I admitted that I did, and she asked if she could come over for some help. The sweater she had knit for her grandson wouldn’t fit over his head. I expected that it would be any easy fix: I would just show her how to do a more flexible bind-off for the neckband, and she’d be all set.
She arrived with a beautifully knit pullover. Unfortunately, the solution to her problem was not so simple. The cast-on edge at the bottom of the sweater was too tight to stretch over the child’s shoulders as it was being put on.
Me: What cast-on did you use, Helen?
Helen: The cast-on, like I’ve done for over 60 years.
Me: Which one is that?
Helen (spoken slowly and with a look of incredulity that a “professional knitter” would ask such a thing): You know, The Cast-On. The one where you don’t have any stitches on the needle and you put stitches on the needle so you can knit them.
It was at that moment I realized that not only did Helen know only one way to cast on, she didn’t realize that there were other ways of putting stitches on the needle. I explained to her that there are many different cast-ons, one of which might have resulted in a stretchier lower edge. She was both amazed and chagrined to find out that there were alternatives to a technique that she had been doing her entire knitting career.
Learning What to Learn
We’re all a bit like Helen, I think.
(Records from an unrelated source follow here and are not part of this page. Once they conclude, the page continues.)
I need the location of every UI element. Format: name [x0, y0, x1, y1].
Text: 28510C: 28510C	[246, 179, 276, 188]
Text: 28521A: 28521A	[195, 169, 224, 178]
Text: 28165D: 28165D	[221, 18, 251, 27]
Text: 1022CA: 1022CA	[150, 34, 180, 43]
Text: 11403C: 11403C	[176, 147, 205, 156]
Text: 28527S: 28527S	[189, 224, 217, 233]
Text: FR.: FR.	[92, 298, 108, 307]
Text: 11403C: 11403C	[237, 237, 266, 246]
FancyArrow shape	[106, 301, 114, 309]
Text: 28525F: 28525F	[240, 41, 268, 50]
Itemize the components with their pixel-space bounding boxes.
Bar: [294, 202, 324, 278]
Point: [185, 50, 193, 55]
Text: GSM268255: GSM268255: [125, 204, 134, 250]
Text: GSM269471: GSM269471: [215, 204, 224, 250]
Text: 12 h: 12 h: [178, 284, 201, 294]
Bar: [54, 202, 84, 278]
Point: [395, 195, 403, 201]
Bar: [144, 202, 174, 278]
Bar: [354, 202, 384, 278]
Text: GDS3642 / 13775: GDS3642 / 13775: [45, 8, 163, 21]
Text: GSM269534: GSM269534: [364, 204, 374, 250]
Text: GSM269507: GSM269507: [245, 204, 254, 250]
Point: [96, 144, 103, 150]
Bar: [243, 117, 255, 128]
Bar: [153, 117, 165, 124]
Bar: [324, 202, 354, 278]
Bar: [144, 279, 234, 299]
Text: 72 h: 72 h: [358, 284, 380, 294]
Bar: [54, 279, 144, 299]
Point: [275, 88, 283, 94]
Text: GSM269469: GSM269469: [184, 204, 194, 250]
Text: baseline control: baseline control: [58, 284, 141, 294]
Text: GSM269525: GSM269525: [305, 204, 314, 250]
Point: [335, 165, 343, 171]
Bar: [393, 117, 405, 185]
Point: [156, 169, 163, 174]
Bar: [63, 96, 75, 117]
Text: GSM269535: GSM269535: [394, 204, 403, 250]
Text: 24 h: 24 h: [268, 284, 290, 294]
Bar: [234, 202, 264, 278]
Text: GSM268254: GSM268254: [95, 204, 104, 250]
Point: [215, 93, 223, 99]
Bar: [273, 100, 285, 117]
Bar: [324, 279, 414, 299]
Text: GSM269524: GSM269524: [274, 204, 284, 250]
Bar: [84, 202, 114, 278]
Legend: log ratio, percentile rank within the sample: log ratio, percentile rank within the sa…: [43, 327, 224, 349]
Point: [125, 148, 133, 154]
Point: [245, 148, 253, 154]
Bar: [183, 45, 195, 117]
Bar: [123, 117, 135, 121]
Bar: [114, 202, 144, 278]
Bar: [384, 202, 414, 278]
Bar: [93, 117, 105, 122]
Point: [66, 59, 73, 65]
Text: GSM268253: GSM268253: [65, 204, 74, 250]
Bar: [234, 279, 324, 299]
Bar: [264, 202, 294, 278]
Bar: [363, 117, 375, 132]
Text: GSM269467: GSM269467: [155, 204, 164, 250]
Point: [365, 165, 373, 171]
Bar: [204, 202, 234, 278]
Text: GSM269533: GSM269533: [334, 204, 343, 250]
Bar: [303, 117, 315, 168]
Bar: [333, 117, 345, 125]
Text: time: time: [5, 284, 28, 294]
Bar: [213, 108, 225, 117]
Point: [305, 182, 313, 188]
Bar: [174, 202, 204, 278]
Whether it’s knitting or crochet, there’s always something new to learn, but sometimes we don’t know what that something is.
Just last week, I watched an online class** taught by Sally Melville and learned a tweak that will help me remember, without experimentation (my previous method), which increase is M1-R and which is M1-L. I’m always trying to continue my education and figure out what I don’t know. To that end, I’m compiling a list of knit and crochet techniques that I want to be sure I’ve mastered. I’ll be sharing those lists with you in the coming weeks.